Nowe oblicza patriotyzmu

Przewodnik Katolicki 17/2013 Przewodnik Katolicki 17/2013

Tysiące motocyklistów modlących się na Jasnej Górze, kibice piłkarscy porządkujący groby powstańców wielkopolskich czy warszawskich i setki młodych ludzi biorących udział w rekonstrukcjach historycznych najważniejszych wydarzeń z naszych dziejów to współczesna odmiana patriotyzmu i związanych z nim tradycji. Kto dziś kocha Boga i Ojczyznę?

 

Zamiast banalnej akademii z recytacją wierszy, walki rycerzy i żołnierzy, na przykład bitwa piechoty i kawalerzystów z bolszewikami, taka jaka miała miejsce na przedpolach Warszawy pod Ossowem, czy zmagania średniowiecznych wojów lub epizody z powstania warszawskiego. Rekonstrukcje historyczne coraz częściej zastępują tradycyjne formy upamiętnienia rocznic ważnych wydarzeń czy postaci. Słynne już w całej Polsce, gromadzą każdego roku i miłośników historii – „rekonstruktorów”, i publiczność. Liczyć ich trzeba w tysiącach.

– Rekonstrukcje organizowane są już nie tylko przez weteranów i ich rodziny, ale głównie przez młodych ludzi, uczniów, studentów, pracowników różnych firm i branż. Miejmy nadzieję, że to zjawisko okaże się trwałe, nie będzie jedynie przemijającą
modą – podkreśla socjolog prof. Andrzej Szpociński.

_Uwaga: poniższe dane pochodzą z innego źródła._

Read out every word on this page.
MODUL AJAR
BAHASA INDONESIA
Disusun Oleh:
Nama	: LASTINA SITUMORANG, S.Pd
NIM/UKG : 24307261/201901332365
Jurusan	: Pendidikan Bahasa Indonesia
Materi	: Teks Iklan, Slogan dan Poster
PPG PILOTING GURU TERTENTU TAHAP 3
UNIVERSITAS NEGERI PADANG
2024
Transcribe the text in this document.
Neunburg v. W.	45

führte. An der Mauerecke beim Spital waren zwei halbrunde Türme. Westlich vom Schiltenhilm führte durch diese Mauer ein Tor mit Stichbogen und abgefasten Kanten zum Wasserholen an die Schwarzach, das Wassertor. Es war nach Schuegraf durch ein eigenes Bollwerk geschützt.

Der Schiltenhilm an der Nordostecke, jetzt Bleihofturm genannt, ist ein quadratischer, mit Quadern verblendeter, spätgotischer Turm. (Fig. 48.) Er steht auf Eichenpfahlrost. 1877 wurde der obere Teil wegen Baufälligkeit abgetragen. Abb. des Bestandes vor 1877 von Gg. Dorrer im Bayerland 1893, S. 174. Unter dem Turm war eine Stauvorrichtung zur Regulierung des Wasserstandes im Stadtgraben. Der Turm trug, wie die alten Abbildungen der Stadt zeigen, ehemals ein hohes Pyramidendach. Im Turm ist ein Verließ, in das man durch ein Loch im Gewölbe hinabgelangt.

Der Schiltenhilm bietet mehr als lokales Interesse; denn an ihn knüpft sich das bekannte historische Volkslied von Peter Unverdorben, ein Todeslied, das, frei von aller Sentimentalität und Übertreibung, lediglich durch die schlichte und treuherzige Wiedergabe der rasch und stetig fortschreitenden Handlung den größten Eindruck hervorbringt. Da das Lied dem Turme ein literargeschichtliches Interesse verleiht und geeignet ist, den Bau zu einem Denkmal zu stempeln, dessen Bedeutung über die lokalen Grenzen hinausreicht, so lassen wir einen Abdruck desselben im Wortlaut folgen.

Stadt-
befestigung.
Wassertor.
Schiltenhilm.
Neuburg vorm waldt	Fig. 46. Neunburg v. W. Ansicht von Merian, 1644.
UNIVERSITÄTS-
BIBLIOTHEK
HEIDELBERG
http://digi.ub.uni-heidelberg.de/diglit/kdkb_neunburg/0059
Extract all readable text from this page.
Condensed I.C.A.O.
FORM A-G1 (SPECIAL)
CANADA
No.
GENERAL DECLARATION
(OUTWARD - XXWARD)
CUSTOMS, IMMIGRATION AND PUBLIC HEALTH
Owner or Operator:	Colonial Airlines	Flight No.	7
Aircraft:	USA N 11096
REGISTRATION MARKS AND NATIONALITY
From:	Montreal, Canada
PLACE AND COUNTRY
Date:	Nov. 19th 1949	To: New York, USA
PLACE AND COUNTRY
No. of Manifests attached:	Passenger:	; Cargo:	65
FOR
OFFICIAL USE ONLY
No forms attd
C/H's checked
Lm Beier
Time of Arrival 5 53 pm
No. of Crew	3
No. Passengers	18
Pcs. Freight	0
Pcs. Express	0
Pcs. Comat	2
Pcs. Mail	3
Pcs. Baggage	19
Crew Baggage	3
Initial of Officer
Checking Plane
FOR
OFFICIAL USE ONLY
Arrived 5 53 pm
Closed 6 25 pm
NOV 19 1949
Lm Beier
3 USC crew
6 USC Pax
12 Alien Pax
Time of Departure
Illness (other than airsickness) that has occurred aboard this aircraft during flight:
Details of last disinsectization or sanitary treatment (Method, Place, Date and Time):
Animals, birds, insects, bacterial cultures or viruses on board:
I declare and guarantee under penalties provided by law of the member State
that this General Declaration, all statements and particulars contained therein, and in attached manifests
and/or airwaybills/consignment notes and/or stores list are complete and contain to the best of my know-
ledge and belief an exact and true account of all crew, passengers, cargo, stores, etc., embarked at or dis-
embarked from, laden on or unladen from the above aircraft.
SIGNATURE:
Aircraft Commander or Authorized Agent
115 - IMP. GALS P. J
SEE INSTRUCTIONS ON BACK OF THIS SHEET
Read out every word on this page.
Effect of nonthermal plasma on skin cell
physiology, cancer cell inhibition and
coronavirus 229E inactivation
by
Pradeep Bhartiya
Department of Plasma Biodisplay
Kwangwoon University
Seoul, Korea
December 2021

Dziesiątki tysięcy uczestników

To nie jest chwilowa moda. Przynajmniej nic na to w tej chwili nie wskazuje. Można wręcz powiedzieć, że fascynacja rekonstrukcjami historycznymi wśród Polaków wciąż narasta. W popularnym serwisie www.dobroni.pl zarejestrowanych jest już ponad 800 grup rekonstrukcyjnych. Według ostrożnych szacunków zaangażowanych w odtwarzanie wydarzeń z przeszłości może być nawet ok. 100 tys. Polaków. A wielokrotnie więcej jest chętnych do oglądania tego typu inscenizacji. Najpopularniejszą rekonstrukcją historyczną w Polsce od lat pozostaje bitwa pod Grunwaldem, w której co roku bierze udział ponad 2 tys. uczestników, ale ogląda ją grubo ponad 100 tys. ludzi. Liczbowo najwięcej jest rekonstrukcji odnoszących się do najnowszej historii Polski, zwłaszcza okresu
I i II wojny światowej.

W Warszawie można zobaczyć liczne rekonstrukcje związane z wybuchem i przebiegiem powstania warszawskiego, m.in. zdobycie budynku Pasty, czy też słynną akcję pod Arsenałem. Co ciekawe, coraz częściej rekonstrukcje dotyczące powstania warszawskiego odbywają się również w innych miastach. Zajęcie Szpitala Dzieciątka Jezus na Ochocie, walki na Woli z oddziałami Luftwaffe i SS – to tylko przykładowe sceny batalistyczne, które mogli w ubiegłym roku obejrzeć mieszkańcy Wrocławia.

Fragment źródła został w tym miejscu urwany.